310TiP - A phase 2 randomized, double-blind, placebo-controlled trial of radium-223 dichloride with exemestane and everolimus in patients with HER2–negative...

Date 10 October 2016
Event ESMO 2016 Congress
Session Poster display
Topics Breast Cancer
Presenter Hope Rugo
Citation Annals of Oncology (2016) 27 (6): 68-99. 10.1093/annonc/mdw365
Authors H. Rugo1, O. Petrenciuc2, A. Zhang3, R. Li4, R.E. Coleman5
  • 1Medicine, UCSF Helen Diller Family Comprehensive Cancer Center, 94115 - San Francisco/US
  • 2Global Clinical Development, Pharmaceuticals Division of Bayer, Whippany/US
  • 3Global Development, Pharmaceuticals Division of Bayer, Whippany/US
  • 4Global Research And Development Statistics, Pharmaceuticals Division of Bayer, Whippany/US
  • 5Oncology, University of Sheffield, Weston Park Hospital, S10 2SJ - Sheffield/GB



Treatment options for bone-dominant metastatic breast cancer (MBC) are limited. Radium-223 (Ra-223), a first-in-class α emitter with a targeted antitumor effect on bone metastases (mets), was well tolerated and reduced bone biomarker levels in a phase 2 study in patients with bone-dominant MBC (Coleman et al. Breast Cancer Res Treat 2014). In patients with HER2 estrogen receptor+ (ER+) bone-dominant MBC, everolimus + exemestane (EVE + EXE) improved progression-free survival (PFS) versus EXE alone. Ra-223 plus EVE + EXE may improve outcomes in patients with HER2 ER+ bone-dominant MBC; this trial will evaluate efficacy and safety of Ra-223 versus placebo in these patients (NCT02258451).

Trial design

Eligible patients are pre- or postmenopausal with HER2 ER+ MBC and ≥ 2 bone or soft tissue mets. Patients must have measurable disease per RECIST v1.1, ≥ 1 prior line of hormone therapy for MBC, and 1-2 prior skeletal-related events; be on bisphosphonates or denosumab; and have an ECOG score of 0-1. Patients must have had no past or current need for chemotherapy for MBC, no unresolved spinal cord compression, and no prior EVE treatment.
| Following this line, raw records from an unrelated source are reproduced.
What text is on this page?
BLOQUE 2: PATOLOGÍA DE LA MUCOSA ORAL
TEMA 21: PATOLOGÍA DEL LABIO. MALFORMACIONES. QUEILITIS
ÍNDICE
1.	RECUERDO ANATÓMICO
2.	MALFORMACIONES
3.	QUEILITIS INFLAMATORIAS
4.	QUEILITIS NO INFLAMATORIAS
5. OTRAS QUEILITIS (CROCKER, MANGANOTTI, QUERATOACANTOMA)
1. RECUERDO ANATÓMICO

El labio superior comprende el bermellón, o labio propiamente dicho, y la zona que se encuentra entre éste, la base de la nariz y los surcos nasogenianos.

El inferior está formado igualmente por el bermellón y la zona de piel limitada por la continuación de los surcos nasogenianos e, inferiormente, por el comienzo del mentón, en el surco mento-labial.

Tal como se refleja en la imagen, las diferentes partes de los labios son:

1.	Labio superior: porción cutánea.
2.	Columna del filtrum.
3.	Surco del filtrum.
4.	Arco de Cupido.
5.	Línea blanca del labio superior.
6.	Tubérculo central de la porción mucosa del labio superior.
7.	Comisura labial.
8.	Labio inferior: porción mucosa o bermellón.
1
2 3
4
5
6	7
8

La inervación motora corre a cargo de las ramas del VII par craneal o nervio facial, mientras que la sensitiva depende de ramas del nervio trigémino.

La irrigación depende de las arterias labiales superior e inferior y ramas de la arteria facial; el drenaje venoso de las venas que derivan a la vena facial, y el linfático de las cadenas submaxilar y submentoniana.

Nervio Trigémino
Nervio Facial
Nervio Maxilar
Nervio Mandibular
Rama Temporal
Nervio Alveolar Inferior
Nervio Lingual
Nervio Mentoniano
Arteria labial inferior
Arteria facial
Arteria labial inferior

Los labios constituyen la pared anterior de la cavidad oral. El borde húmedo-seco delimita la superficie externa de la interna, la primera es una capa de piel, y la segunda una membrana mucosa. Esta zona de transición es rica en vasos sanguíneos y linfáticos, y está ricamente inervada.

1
Patients are randomized to receive (1:1) Ra-223 (50 kBq/kg [55 kBq/kg after National Institute of Standards and Technology update] IV) or placebo × 6 cycles q 4 wk plus EXE (25 mg PO q d) + EVE (10 mg PO q d) plus best supportive care. EXE + EVE continues until disease progression or unacceptable toxicity. Stratification is by geographic region (EU/N Amer vs Asia), prior hormone therapy (1 vs ≥ 2), and presence of visceral disease (yes vs no). Safety and efficacy are assessed every 4 weeks. Long-term safety is assessed until study termination. The primary end point is symptomatic skeletal event–free survival (SSE-FS). Secondary end points are overall survival; times to opiate use, pain progression, and chemotherapy; radiologic PFS; and safety. Assuming a 1-sided α of 0.1, 90% power, ∼ 160 SSE-FS events will be required for the analysis. Efficacy will be analyzed by a stratified log-rank test. Safety analysis will be descriptive. Estimated enrollment is ∼ 311 patients. Currently, 72 patients are randomized.

Clinical trial identification


Legal entity responsible for the study

Pharmaceuticals Division of Bayer


Pharmaceuticals Division of Bayer


H. Rugo: Speakers bureau, honoraria: Genomic Health; research funding: Plexxikon, Macrogenics, OBI, Eisai, Pfizer, Novartis, Lilly, GlaxoSmithKline, Genentech, Celsion, Nektar, Merck; travel, accommodations, expenses: Novartis, Nektar, Roche/Genentech, OBI, Mylan. O. Petrenciuc: Employed by and travel, accommodations, expenses from Bayer. A. Zhang, R. Li: Employed by Bayer. R.E. Coleman: Expert testimony for Novartis; research funding from Bayer.